Books, Sugar and OLPC

Articles and posts like this (and subsequently this) underline the need for a status report about ebook-reading in Sugar and in the XO laptops. For the past few months, apart from my usual duties, I have been working on the book-reading stack for OLPC and Sugar, and this may be viewed as a progress report of the things I have been doing.
I have been mostly working on the Read Activity in Sugar, which is supposed to do the most heavy lifting as far as book-reading goes – though there is also ReadEtexts by Jim Simmons, which primarily handles plain text files from Project Gutenberg (the latest version of ReadEtexts supports RTF files as well). Currently, the ebook formats that are supported in Sugar include

  • Epub
  • PDF
  • DJVU
  • Plain Text (specifically the format used by Project Gutenberg)
  • Postscript
  • CBZ
  • RTF

There also exists a sugar-ified FBReader, with support for more formats (such as plucker and non DRM’ed mobipocket).
With the last major release of Read (a part of Sugar 0.86), apart from the addition of Epub support, there has been usability improvements and tweaks (particularly for the full-screen mode), as well as support for bookmarks (notes can be associated with each bookmark).

For the next major release, I have started to work on support for highlighting text (at least in Epub files) and better usage of the XO “game-keys” in fullscreen mode (so that the overall experience in tablet mode of the XO laptops become smoother). Interestingly, highlighting text did not work out as I had planned, since the highlights became almost invisible in the grayscale reflective mode of the XO laptops. So instead of highlighting, Read would probably support underlining of text (when I was a kid, we often shared books, especially school books, and I was told it is always better to underline with a pencil than to use a marker pen to highlight ;-) .
Read Highlight
Of course, Read is only one part of the book-reading puzzle. There has to be a system in place for book acquisition as well (from the Internet as well as from a local schoolserver, if available). In a previous blog post, I mentioned Open Publication Distribution System, which is built upon the Atom syndication format to allow online book distributors to publish their catalog. I extended Jim Simmon’s Get Internet Archive Books activity to support OPDS, and now, apart from the Internet Archive, the preview version that I have can also retrieve books from Feedbooks. Here’s a video of the activity in action:

The next major step would be to implement a server side OPDS implementation in the School Server (XS), as well as some kind of caching mechanism to conserve bandwidth (if a copy of a book is found in the school server, it should be downloaded instead of the online version).
To keep up with the progress, you can either subscribe to the sugar-devel list or the more specialized (and low volume) olpc-bookreader list.

Read and Epub and beyond

For the past few weeks, I have been spending most of my time implementing Epub support for Sugar’s Read activity. Epub is gaining increasing acceptance, and a few weeks back, Project Gutenberg started distributing many of their material in the format, and Google + Sony also seem to have started to distribute a large chunk of public domain books as Epubs.

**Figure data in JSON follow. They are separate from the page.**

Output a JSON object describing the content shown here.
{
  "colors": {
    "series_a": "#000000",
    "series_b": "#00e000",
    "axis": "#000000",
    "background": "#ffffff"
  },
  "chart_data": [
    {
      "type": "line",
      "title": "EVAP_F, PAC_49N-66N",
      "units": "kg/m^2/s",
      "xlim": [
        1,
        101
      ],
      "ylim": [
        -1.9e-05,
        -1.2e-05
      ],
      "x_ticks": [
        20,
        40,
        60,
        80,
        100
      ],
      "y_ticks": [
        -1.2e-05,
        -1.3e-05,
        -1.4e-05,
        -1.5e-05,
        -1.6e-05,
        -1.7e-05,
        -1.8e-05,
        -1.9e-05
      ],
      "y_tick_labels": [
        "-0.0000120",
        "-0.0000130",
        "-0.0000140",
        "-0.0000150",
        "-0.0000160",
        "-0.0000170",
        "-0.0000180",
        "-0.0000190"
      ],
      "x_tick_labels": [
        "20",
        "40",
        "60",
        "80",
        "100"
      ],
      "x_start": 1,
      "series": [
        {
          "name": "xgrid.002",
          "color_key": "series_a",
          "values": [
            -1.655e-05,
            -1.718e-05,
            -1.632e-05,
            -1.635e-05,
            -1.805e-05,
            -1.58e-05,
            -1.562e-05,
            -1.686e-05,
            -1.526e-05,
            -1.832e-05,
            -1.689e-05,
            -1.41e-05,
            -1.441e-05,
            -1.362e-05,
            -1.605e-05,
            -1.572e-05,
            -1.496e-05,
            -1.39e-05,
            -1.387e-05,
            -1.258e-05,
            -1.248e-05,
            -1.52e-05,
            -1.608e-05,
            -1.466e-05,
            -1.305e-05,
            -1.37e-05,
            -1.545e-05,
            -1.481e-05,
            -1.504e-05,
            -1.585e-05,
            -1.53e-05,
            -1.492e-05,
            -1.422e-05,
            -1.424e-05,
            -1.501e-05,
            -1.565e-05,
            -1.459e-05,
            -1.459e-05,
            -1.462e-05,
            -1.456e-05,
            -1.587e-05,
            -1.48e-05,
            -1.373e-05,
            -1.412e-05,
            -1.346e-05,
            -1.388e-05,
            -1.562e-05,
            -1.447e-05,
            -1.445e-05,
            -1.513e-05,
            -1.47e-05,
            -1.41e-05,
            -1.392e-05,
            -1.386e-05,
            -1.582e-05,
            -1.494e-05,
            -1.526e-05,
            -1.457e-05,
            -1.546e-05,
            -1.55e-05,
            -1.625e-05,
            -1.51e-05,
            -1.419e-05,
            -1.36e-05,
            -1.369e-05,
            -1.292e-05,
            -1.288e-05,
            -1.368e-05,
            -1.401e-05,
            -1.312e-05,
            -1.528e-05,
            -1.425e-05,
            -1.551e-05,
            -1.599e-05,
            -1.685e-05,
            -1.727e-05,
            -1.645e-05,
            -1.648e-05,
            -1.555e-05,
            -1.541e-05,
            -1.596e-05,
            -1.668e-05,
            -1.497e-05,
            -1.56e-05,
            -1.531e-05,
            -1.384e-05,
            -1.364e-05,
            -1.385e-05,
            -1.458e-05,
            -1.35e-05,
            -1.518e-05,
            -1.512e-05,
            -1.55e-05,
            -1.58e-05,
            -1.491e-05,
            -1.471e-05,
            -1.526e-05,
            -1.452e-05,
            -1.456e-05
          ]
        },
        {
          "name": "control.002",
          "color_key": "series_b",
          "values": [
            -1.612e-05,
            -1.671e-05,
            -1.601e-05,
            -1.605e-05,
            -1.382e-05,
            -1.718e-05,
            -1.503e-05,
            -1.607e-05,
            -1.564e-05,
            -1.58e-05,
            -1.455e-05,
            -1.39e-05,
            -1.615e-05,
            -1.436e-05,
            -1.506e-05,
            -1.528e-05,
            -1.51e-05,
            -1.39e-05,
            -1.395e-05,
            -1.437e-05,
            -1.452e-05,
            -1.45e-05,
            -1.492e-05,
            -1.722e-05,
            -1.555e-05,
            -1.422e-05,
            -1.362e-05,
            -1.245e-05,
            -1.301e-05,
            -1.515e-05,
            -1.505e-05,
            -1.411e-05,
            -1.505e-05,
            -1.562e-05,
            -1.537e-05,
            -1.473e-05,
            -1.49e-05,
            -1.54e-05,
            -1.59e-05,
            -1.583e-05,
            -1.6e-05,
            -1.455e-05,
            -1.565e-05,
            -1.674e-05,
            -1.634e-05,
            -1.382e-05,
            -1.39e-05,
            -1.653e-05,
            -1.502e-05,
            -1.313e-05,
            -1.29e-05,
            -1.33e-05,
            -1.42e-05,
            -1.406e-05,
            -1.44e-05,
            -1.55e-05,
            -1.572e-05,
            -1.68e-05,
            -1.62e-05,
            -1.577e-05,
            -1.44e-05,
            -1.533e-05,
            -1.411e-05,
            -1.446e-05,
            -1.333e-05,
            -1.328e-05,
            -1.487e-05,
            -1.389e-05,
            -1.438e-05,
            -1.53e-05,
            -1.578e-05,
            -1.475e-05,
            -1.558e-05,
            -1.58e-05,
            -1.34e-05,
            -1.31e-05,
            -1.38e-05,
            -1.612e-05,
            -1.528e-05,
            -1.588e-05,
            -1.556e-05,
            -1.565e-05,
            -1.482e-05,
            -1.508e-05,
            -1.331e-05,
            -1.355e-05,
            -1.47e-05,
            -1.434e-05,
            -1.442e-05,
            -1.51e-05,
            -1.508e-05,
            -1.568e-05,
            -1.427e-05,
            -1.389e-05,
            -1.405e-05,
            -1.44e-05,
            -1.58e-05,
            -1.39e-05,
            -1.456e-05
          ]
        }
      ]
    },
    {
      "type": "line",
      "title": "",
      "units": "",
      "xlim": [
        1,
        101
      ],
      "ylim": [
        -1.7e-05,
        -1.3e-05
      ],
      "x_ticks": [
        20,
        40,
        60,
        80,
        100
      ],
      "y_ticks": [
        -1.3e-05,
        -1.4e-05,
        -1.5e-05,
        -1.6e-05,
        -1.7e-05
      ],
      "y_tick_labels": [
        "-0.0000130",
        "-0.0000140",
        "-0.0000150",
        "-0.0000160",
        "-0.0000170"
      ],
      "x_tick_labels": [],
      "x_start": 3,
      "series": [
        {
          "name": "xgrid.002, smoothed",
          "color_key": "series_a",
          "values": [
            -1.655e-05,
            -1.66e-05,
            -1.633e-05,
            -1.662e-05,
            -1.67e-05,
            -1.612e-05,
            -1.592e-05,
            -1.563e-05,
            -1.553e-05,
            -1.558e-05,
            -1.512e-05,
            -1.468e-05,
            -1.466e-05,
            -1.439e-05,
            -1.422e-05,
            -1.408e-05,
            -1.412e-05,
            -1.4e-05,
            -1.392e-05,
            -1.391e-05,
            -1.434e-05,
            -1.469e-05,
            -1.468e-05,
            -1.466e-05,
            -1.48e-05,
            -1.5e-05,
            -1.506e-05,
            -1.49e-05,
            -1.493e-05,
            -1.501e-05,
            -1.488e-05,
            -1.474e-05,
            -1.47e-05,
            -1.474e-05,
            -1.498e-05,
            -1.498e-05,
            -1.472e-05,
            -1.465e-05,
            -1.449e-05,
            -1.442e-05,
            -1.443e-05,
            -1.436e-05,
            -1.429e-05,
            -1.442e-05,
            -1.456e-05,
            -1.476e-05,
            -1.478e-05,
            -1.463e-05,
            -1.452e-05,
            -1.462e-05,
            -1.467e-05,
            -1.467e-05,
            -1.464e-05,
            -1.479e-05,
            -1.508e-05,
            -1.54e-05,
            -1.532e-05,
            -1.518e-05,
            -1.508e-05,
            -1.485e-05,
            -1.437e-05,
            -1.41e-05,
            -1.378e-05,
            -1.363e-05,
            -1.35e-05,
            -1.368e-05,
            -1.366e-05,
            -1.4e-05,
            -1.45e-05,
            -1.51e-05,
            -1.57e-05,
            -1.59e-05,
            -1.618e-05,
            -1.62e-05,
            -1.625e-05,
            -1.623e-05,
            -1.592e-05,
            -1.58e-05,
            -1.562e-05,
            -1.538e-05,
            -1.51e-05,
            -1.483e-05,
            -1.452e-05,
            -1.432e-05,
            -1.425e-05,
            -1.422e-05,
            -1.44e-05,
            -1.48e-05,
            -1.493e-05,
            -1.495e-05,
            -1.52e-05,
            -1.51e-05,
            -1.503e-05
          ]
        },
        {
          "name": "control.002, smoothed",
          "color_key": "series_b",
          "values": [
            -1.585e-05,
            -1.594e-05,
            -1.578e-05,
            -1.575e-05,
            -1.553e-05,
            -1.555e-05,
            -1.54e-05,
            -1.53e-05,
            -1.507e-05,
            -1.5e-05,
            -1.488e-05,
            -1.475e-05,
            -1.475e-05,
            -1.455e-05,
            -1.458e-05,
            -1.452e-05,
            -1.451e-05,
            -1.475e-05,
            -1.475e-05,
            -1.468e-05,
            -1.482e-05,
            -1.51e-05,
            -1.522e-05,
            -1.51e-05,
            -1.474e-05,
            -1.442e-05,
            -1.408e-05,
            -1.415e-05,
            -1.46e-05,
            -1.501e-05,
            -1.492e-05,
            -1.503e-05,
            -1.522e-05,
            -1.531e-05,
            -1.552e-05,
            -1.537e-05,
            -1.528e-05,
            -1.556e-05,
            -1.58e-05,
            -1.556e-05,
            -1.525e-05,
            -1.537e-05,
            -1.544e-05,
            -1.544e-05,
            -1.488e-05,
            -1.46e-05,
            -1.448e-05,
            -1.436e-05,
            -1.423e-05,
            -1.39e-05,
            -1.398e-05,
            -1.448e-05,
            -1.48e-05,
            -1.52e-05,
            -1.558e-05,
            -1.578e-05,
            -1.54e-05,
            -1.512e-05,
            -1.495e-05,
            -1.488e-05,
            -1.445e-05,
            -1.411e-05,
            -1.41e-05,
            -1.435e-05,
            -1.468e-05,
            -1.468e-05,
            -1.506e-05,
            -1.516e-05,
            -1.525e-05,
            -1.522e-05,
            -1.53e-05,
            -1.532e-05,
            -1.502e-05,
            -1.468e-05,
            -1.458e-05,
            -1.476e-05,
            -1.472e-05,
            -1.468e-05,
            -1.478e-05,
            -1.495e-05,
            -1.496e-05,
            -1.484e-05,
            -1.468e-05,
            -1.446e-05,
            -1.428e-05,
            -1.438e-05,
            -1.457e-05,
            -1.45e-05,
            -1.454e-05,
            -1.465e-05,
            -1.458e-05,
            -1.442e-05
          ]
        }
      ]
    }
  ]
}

Today I finally reached the stage where the work could be tested on an actual XO, and here’s how it looks:
Read opening a Epub file on an XO

The rendering is done using WebkitGTK (the Python bindings) and I was a bit concerned about the possible performance issues on the XO-1 (which has a relatively ancient processor, slow filesystem access, only 256 MB of RAM and no swap). The biggest worry was the loading time – since it involves pre-rendering the entire book to gather metrics for pagination (most Epub books I have come across do not have clearly defined page-breaks, so that has to be figured out), but to my surprise (and relief) the load time turned out to be quite acceptable.

Right now, the viewer supports a very limited subset of the Epub standard (and works only with XHTML based Epubs), but so far it has managed to handle all the files I have tested it with. The viewer is a standalone widget used by the , which should make it possible reuse the work to develop a Epub reader for GNOME as well.

Once the Epub support in Read reaches an acceptable state, the plan is to start working on implementing support for the draft Open Publication Distribution System specs, which allows ebook distributors to distribute e-books via XML catalogues. It makes sense to support this in Read, as well as in the school server, to ease the e-books distribution process. For example, if we have a large e-book collection for a particular deployment, it may not make sense to put all of them in individual laptops – instead allowing the user to browse/search the catalogue and download the books as and when required would probably be a better option.